All our movies (collection slowly built up from Wal-Mart's and Circuit City's $5 bin and from gifts from family) and episodes are in CD wallets, played in our 17" Toshiba television with built-in dvd player, sound piped through the Sony's front input jack. Just doesn't seem worth the bother to rip movies and we like having the movies' cover info we keep stored with the dvd in the wallet pocket.

Our 16gb wifi iPad is great for browsing, reading, navigation, and is tops for email. Our iPod Touch, iPad, and Macbook calendar and address book all stay automatically synched all the time -- make a correction in any and it hits the others.

We have a couple of dozen books on the iPad and they work well enough. Both Kindle and eBooks work well on the iPad. The iPad definitely doesn't match a Kindle for usability including weight, screen view, and battery life but we are sort of deviced out without adding a Kindle and the iPad is adequate for books we want to download. Latest book is the Bible, in KJV and ASV both. Free app for the iPad and it works really well. Even red letter edition!

The Macbook is the best for writing, reading, and many on- and off-line tasks. Our Dell laptop burned us badly last year and is starting to get flaky again this year so we're glad we have the Mac and aren't putting Windows on the Mac to try and keep it clean.

XM radio pipes also pipes in through the Sony front input jack, especially important during NCAA March Madness -- our television probably won't have the games but XM has most major conferences for basketball and football. Oh yeah, and nice music and NPR programs too.

We use a Windows laptop for Quicken (Apple version of Quicken really sucks) and several ham radio applications that aren't available for Macbook.

We use a Verizon USB modem (760 but switching in next week or so to the 4G version) in our Cradlepoint CTR-500 mobile router. Just works so nicely. We can leave the router in the Airstream on towing days and pick up the wifi in the truck as we head down the road. Stronger signal if we plug the router into 12vdc in the truck and put it up in the back window on travel days. Rest of the time our Airstream is a mobile wifi hotspot with support for any express card or usb modem device. Signal strength is adjustable and wifi security is robust.

The iPad isn't a replacement for a laptop, in our experience so far. Some sites don't work with the iPad, including ones with Adobe Flash applications. The iPad is great but we find most comfort having it with the Mac lurking nearby somewhere when we're mobile.

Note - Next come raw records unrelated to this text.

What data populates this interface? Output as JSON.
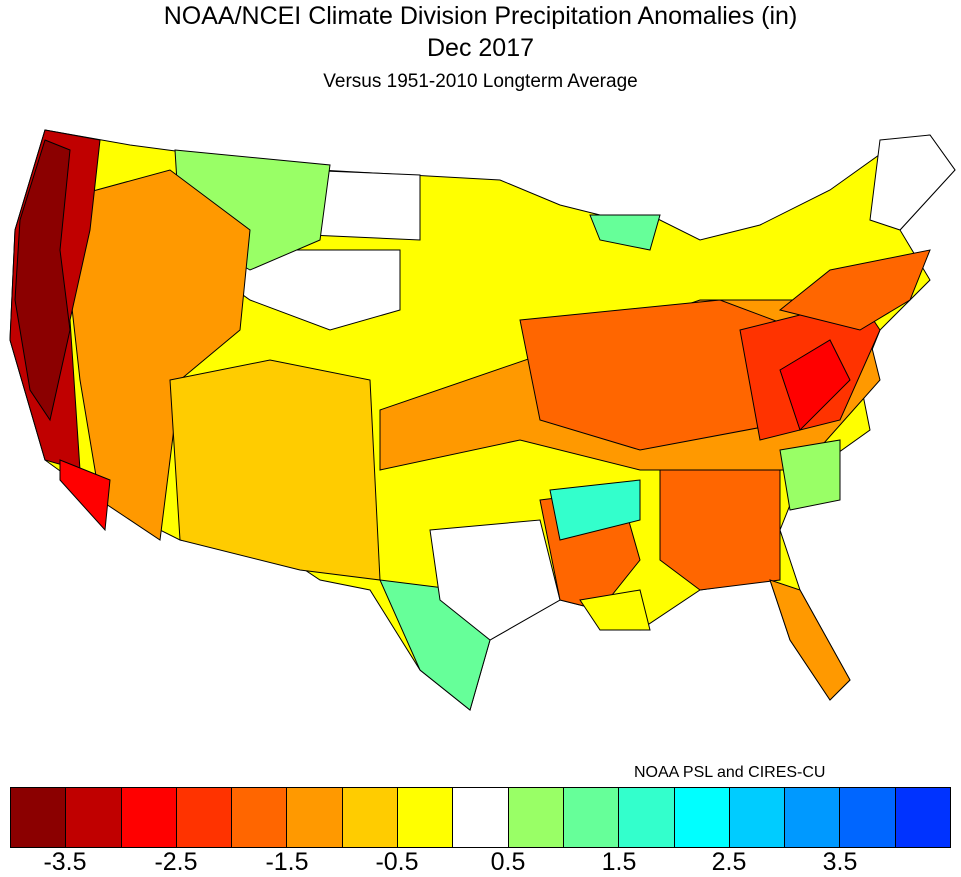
{
  "title": "NOAA/NCEI Climate Division Precipitation Anomalies (in)",
  "period": "Dec 2017",
  "subtitle": "Versus 1951-2010 Longterm Average",
  "credit": "NOAA PSL and CIRES-CU",
  "colorbar": {
    "colors": [
      "#8b0000",
      "#c00000",
      "#ff0000",
      "#ff3300",
      "#ff6600",
      "#ff9900",
      "#ffcc00",
      "#ffff00",
      "#ffffff",
      "#99ff66",
      "#66ff99",
      "#33ffcc",
      "#00ffff",
      "#00ccff",
      "#0099ff",
      "#0066ff",
      "#0033ff"
    ],
    "labels": [
      "-3.5",
      "-2.5",
      "-1.5",
      "-0.5",
      "0.5",
      "1.5",
      "2.5",
      "3.5"
    ]
  }
}
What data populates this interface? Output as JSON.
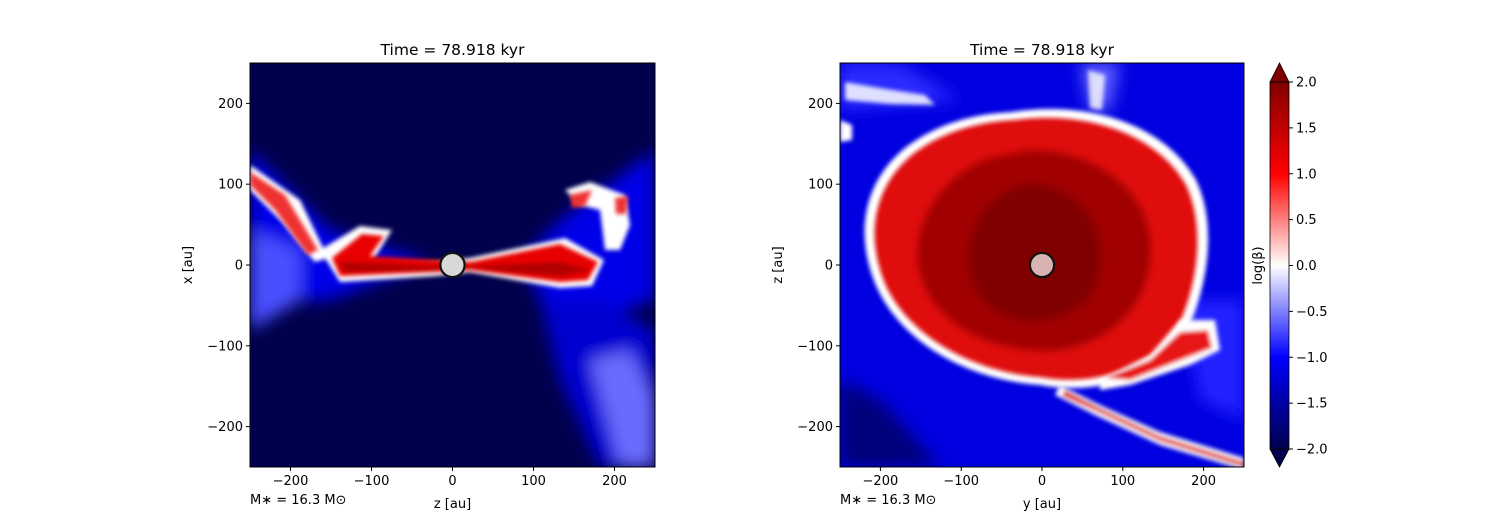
{
  "chart_data": [
    {
      "type": "heatmap",
      "title": "Time = 78.918 kyr",
      "xlabel": "z [au]",
      "ylabel": "x [au]",
      "xlim": [
        -250,
        250
      ],
      "ylim": [
        -250,
        250
      ],
      "xticks": [
        -200,
        -100,
        0,
        100,
        200
      ],
      "yticks": [
        -200,
        -100,
        0,
        100,
        200
      ],
      "annotation": "M∗ = 16.3 M⊙",
      "star": {
        "x": 0,
        "y": 0,
        "radius_au": 18
      },
      "grid": false
    },
    {
      "type": "heatmap",
      "title": "Time = 78.918 kyr",
      "xlabel": "y [au]",
      "ylabel": "z [au]",
      "xlim": [
        -250,
        250
      ],
      "ylim": [
        -250,
        250
      ],
      "xticks": [
        -200,
        -100,
        0,
        100,
        200
      ],
      "yticks": [
        -200,
        -100,
        0,
        100,
        200
      ],
      "annotation": "M∗ = 16.3 M⊙",
      "star": {
        "x": 0,
        "y": 0,
        "radius_au": 18
      },
      "grid": false
    }
  ],
  "colorbar": {
    "label": "log(β)",
    "range": [
      -2.0,
      2.0
    ],
    "ticks": [
      "2.0",
      "1.5",
      "1.0",
      "0.5",
      "0.0",
      "−0.5",
      "−1.0",
      "−1.5",
      "−2.0"
    ],
    "tick_values": [
      2.0,
      1.5,
      1.0,
      0.5,
      0.0,
      -0.5,
      -1.0,
      -1.5,
      -2.0
    ],
    "colormap": "seismic",
    "colors": {
      "min": "#00004c",
      "mid_low": "#0000ff",
      "center": "#ffffff",
      "mid_high": "#ff0000",
      "max": "#800000"
    },
    "extend": "both"
  }
}
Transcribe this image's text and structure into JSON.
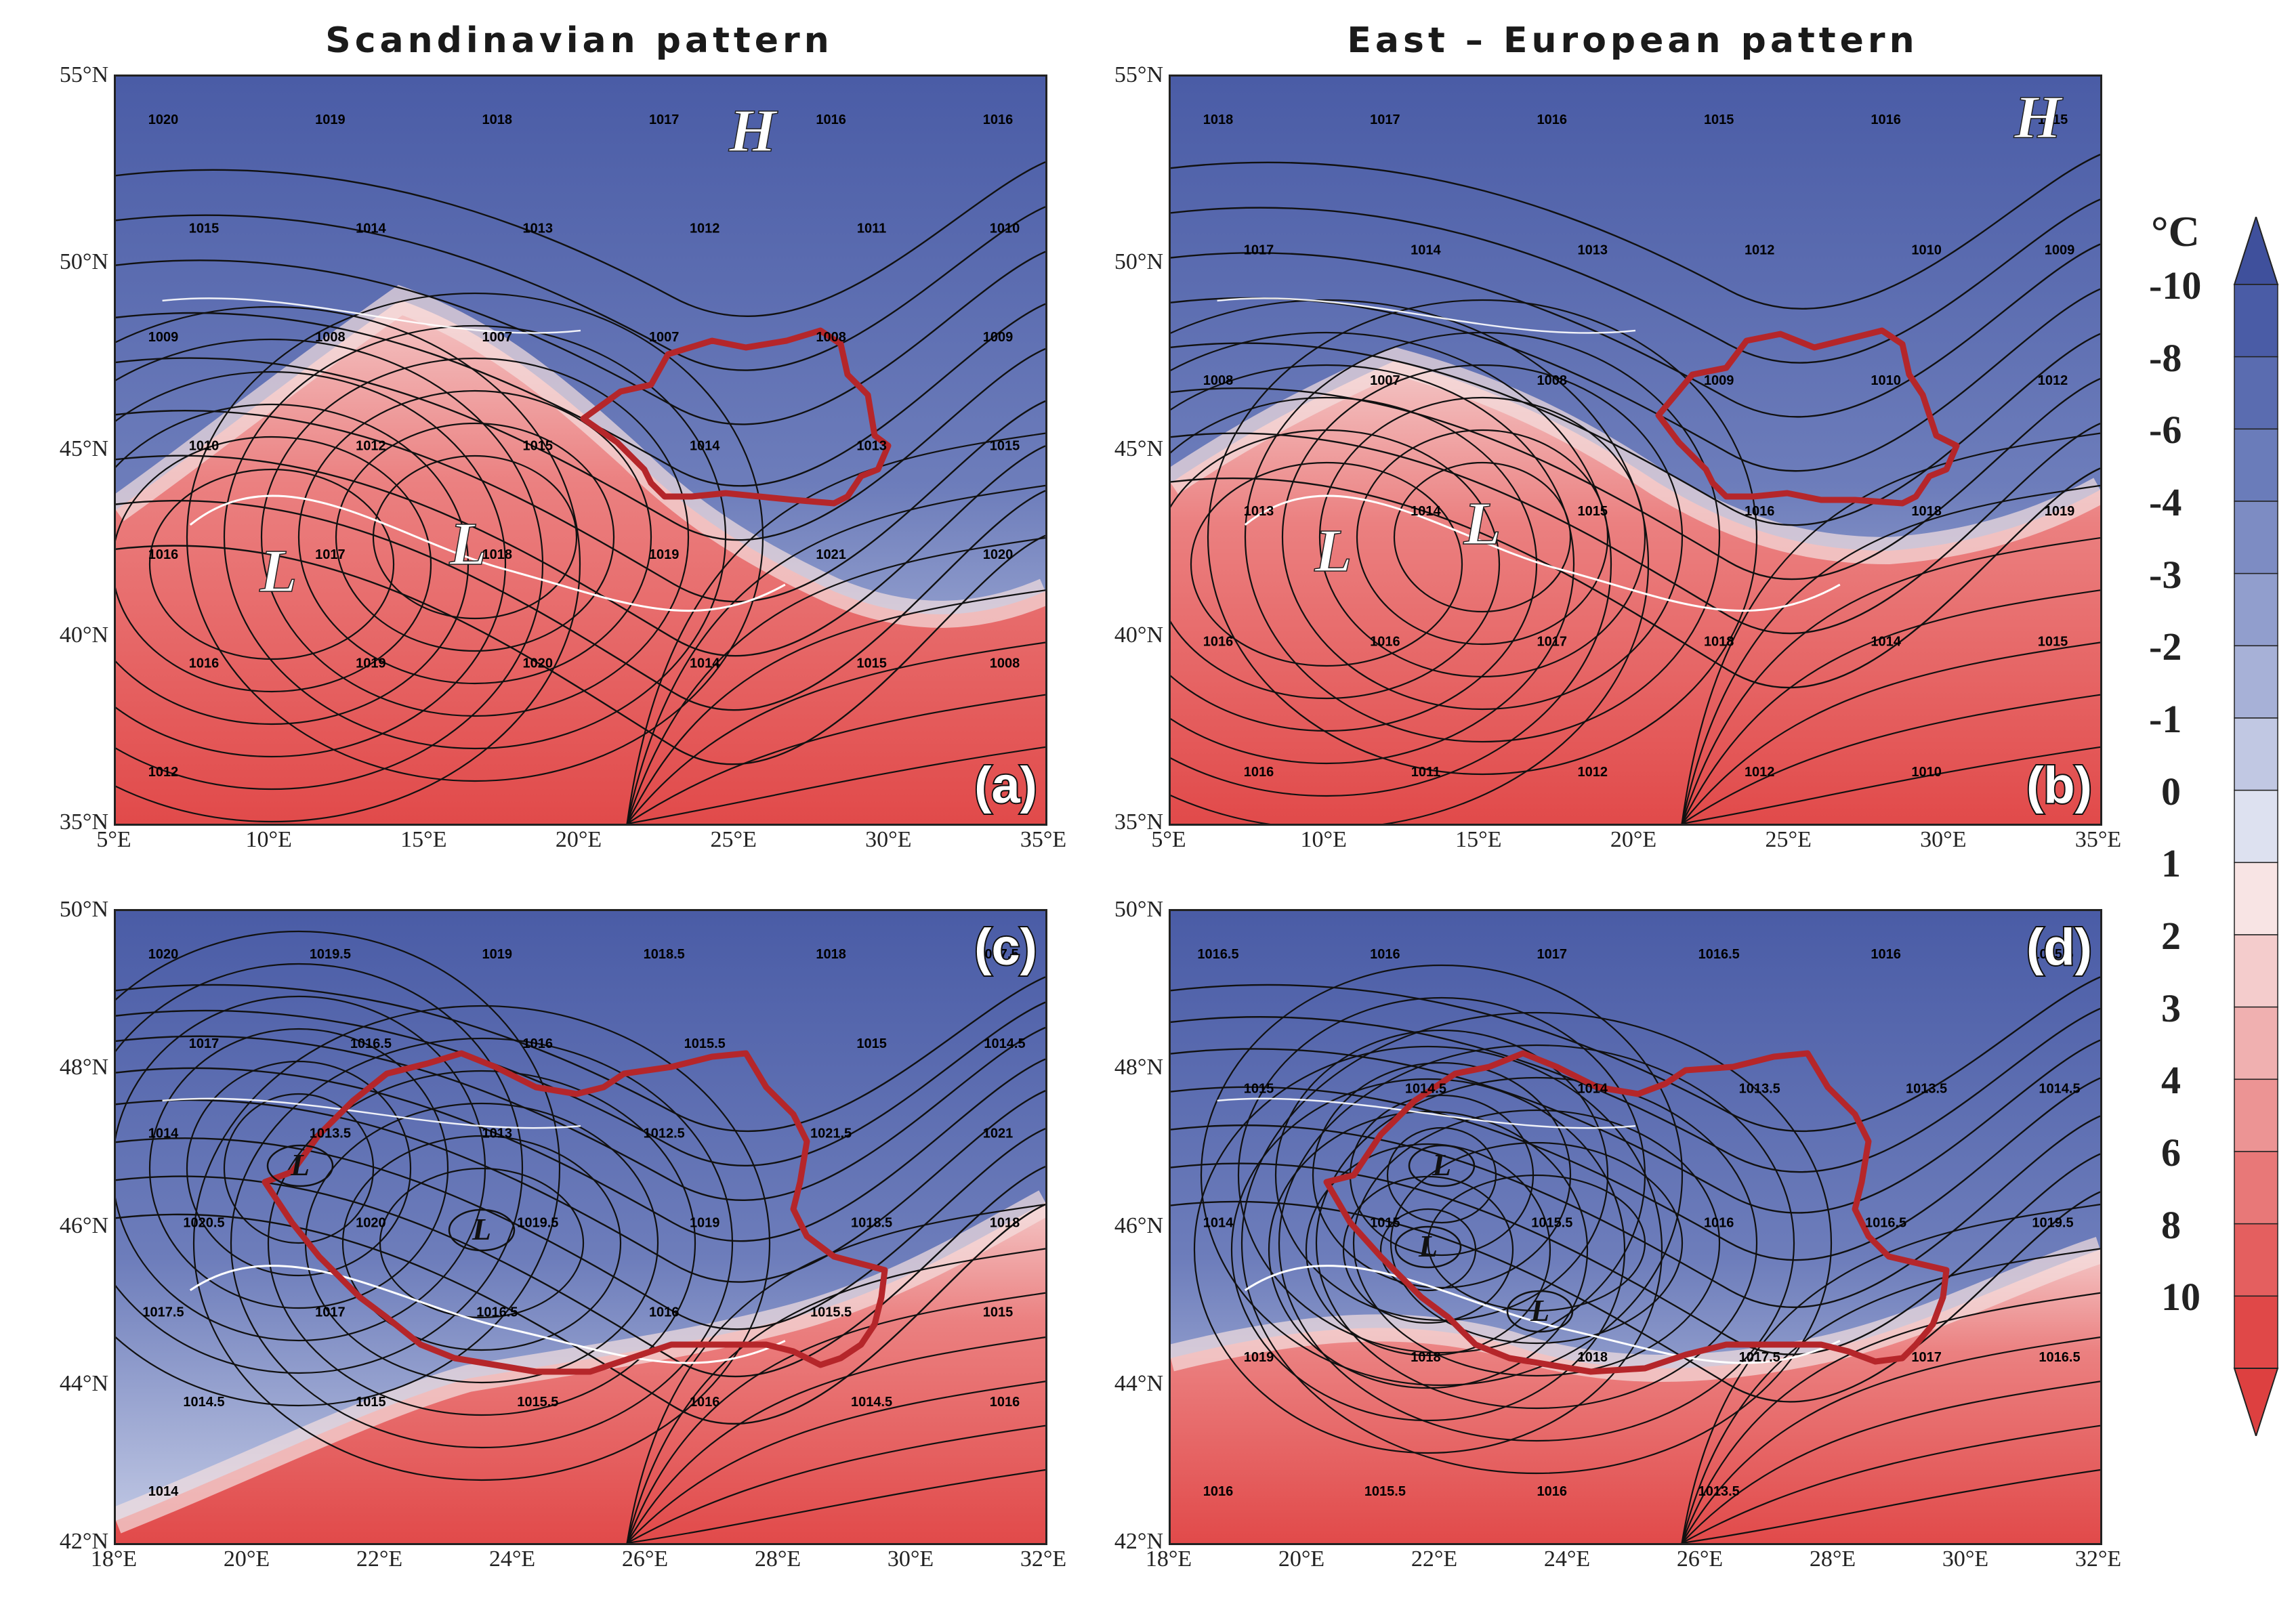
{
  "titles": {
    "left": "Scandinavian pattern",
    "right": "East – European pattern"
  },
  "panels": {
    "a": {
      "tag": "(a)",
      "lat_labels": [
        "55°N",
        "50°N",
        "45°N",
        "40°N",
        "35°N"
      ],
      "lon_labels": [
        "5°E",
        "10°E",
        "15°E",
        "20°E",
        "25°E",
        "30°E",
        "35°E"
      ],
      "pressure_centers": [
        "H",
        "L",
        "L"
      ],
      "isobar_labels": [
        "1020",
        "1019",
        "1018",
        "1017",
        "1016",
        "1016",
        "1015",
        "1014",
        "1013",
        "1012",
        "1011",
        "1010",
        "1009",
        "1008",
        "1007",
        "1007",
        "1008",
        "1009",
        "1010",
        "1012",
        "1015",
        "1014",
        "1013",
        "1015",
        "1016",
        "1017",
        "1018",
        "1019",
        "1021",
        "1020",
        "1016",
        "1019",
        "1020",
        "1014",
        "1015",
        "1008",
        "1012"
      ]
    },
    "b": {
      "tag": "(b)",
      "lat_labels": [
        "55°N",
        "50°N",
        "45°N",
        "40°N",
        "35°N"
      ],
      "lon_labels": [
        "5°E",
        "10°E",
        "15°E",
        "20°E",
        "25°E",
        "30°E",
        "35°E"
      ],
      "pressure_centers": [
        "H",
        "L",
        "L"
      ],
      "isobar_labels": [
        "1018",
        "1017",
        "1016",
        "1015",
        "1016",
        "1015",
        "1017",
        "1014",
        "1013",
        "1012",
        "1010",
        "1009",
        "1008",
        "1007",
        "1008",
        "1009",
        "1010",
        "1012",
        "1013",
        "1014",
        "1015",
        "1016",
        "1018",
        "1019",
        "1016",
        "1016",
        "1017",
        "1018",
        "1014",
        "1015",
        "1016",
        "1011",
        "1012",
        "1012",
        "1010"
      ]
    },
    "c": {
      "tag": "(c)",
      "lat_labels": [
        "50°N",
        "48°N",
        "46°N",
        "44°N",
        "42°N"
      ],
      "lon_labels": [
        "18°E",
        "20°E",
        "22°E",
        "24°E",
        "26°E",
        "28°E",
        "30°E",
        "32°E"
      ],
      "pressure_centers": [
        "L",
        "L"
      ],
      "isobar_labels": [
        "1020",
        "1019.5",
        "1019",
        "1018.5",
        "1018",
        "1017.5",
        "1017",
        "1016.5",
        "1016",
        "1015.5",
        "1015",
        "1014.5",
        "1014",
        "1013.5",
        "1013",
        "1012.5",
        "1021.5",
        "1021",
        "1020.5",
        "1020",
        "1019.5",
        "1019",
        "1018.5",
        "1018",
        "1017.5",
        "1017",
        "1016.5",
        "1016",
        "1015.5",
        "1015",
        "1014.5",
        "1015",
        "1015.5",
        "1016",
        "1014.5",
        "1016",
        "1014"
      ]
    },
    "d": {
      "tag": "(d)",
      "lat_labels": [
        "50°N",
        "48°N",
        "46°N",
        "44°N",
        "42°N"
      ],
      "lon_labels": [
        "18°E",
        "20°E",
        "22°E",
        "24°E",
        "26°E",
        "28°E",
        "30°E",
        "32°E"
      ],
      "pressure_centers": [
        "L",
        "L",
        "L"
      ],
      "isobar_labels": [
        "1016.5",
        "1016",
        "1017",
        "1016.5",
        "1016",
        "1015.5",
        "1015",
        "1014.5",
        "1014",
        "1013.5",
        "1013.5",
        "1014.5",
        "1014",
        "1015",
        "1015.5",
        "1016",
        "1016.5",
        "1019.5",
        "1019",
        "1018",
        "1018",
        "1017.5",
        "1017",
        "1016.5",
        "1016",
        "1015.5",
        "1016",
        "1013.5"
      ]
    }
  },
  "colorbar": {
    "unit": "°C",
    "labels": [
      "-10",
      "-8",
      "-6",
      "-4",
      "-3",
      "-2",
      "-1",
      "0",
      "1",
      "2",
      "3",
      "4",
      "6",
      "8",
      "10"
    ],
    "colors": [
      "#4a5ca6",
      "#5a6cb0",
      "#6a7cba",
      "#7d8cc3",
      "#919ecd",
      "#a7b1d7",
      "#c1c8e3",
      "#dde1f0",
      "#f8e4e4",
      "#f4cccc",
      "#f0b0b0",
      "#ec9494",
      "#e87878",
      "#e45f5f",
      "#e04848"
    ],
    "extension_low": "#3f509c",
    "extension_high": "#dd4040"
  },
  "colors": {
    "border_romania": "#b5262a",
    "isobar": "#111111",
    "coastline": "#ffffff"
  }
}
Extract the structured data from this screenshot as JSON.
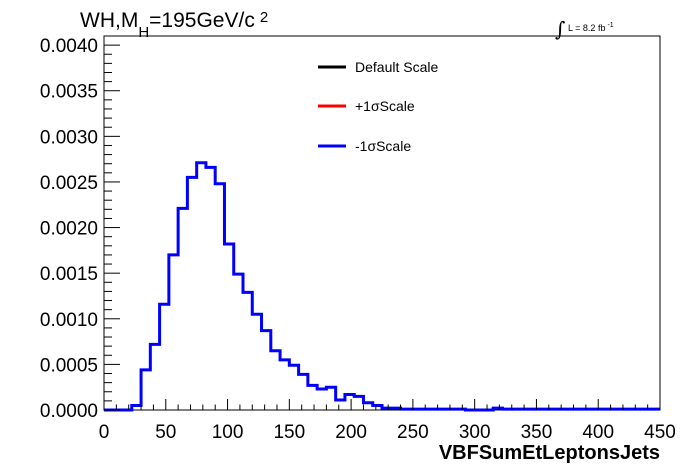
{
  "chart_data": {
    "type": "line",
    "title": {
      "prefix": "WH,M",
      "subscript": "H",
      "value": "=195GeV/c",
      "superscript": "2"
    },
    "luminosity": {
      "text": "L = 8.2 fb",
      "superscript": "-1"
    },
    "xlabel": "VBFSumEtLeptonsJets",
    "ylabel": "",
    "xlim": [
      0,
      450
    ],
    "ylim": [
      0,
      0.0041
    ],
    "x_ticks": [
      0,
      50,
      100,
      150,
      200,
      250,
      300,
      350,
      400,
      450
    ],
    "x_tick_labels": [
      "0",
      "50",
      "100",
      "150",
      "200",
      "250",
      "300",
      "350",
      "400",
      "450"
    ],
    "y_ticks": [
      0,
      0.0005,
      0.001,
      0.0015,
      0.002,
      0.0025,
      0.003,
      0.0035,
      0.004
    ],
    "y_tick_labels": [
      "0.0000",
      "0.0005",
      "0.0010",
      "0.0015",
      "0.0020",
      "0.0025",
      "0.0030",
      "0.0035",
      "0.0040"
    ],
    "bin_width": 7.5,
    "x_edges_start": 0,
    "legend_position": "top-center",
    "series": [
      {
        "name": "Default Scale",
        "color": "#000000",
        "draw": false
      },
      {
        "name": "+1σScale",
        "color": "#ff0000",
        "draw": false
      },
      {
        "name": "-1σScale",
        "color": "#0000ff",
        "draw": true
      }
    ],
    "values": [
      0,
      0,
      0,
      5e-05,
      0.00044,
      0.00072,
      0.00116,
      0.0017,
      0.00221,
      0.00255,
      0.00271,
      0.00266,
      0.00248,
      0.00182,
      0.00149,
      0.00129,
      0.00105,
      0.00087,
      0.00065,
      0.00055,
      0.00049,
      0.00039,
      0.00027,
      0.00023,
      0.00025,
      0.00011,
      0.00017,
      0.00015,
      8e-05,
      5e-05,
      2e-05,
      2e-05,
      1e-05,
      1e-05,
      1e-05,
      1e-05,
      1e-05,
      1e-05,
      1e-05,
      0,
      0,
      0,
      2e-05,
      1e-05,
      1e-05,
      1e-05,
      1e-05,
      1e-05,
      1e-05,
      1e-05,
      1e-05,
      1e-05,
      1e-05,
      1e-05,
      1e-05,
      1e-05,
      1e-05,
      1e-05,
      1e-05,
      1e-05
    ]
  }
}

Paperback books can't be beat -- we keep 6-12 of them on hand and swap for ones we haven't read when we stop in campgrounds or laundromats. Paperbacks don't weigh much, we find great titles sometimes, and they're easy to carry. And they cost us the same as our books so far downloaded to the iPad -- all free.

Would love to shed the Windows laptop but without running Windows on our Mac we'll have to keep some kind of Windows machine for the foreseeable. So, two laptops, an iPad, a Touch, an old iPod. And, of course, they all use different wall-warts (at least all the Apple stuff uses the same cords).

vswingfield 04-14-2011 05:43 PM

A great open source freeware program for managing eBooks of all formats is Calibre. You can convert formats, assign cover art, manage syncing, and lots of other things. You can also use it as a reader on your computer. It's also multi platform, OS X, Windows, and FauX. (What I call Linux—it's not really Unix, it's faux Unix, but that's another forum entirely ;))

I read eBooks on my iPhone. I have Nook, iBooks, Kindle, and Stanza apps. I have eBooks in all four apps in different formats. Each has strengths and weakness. The ability to use multiple apps for reading is one plus for a iPad or iPhone. However, like Terry pointed out, battery life is much shorter.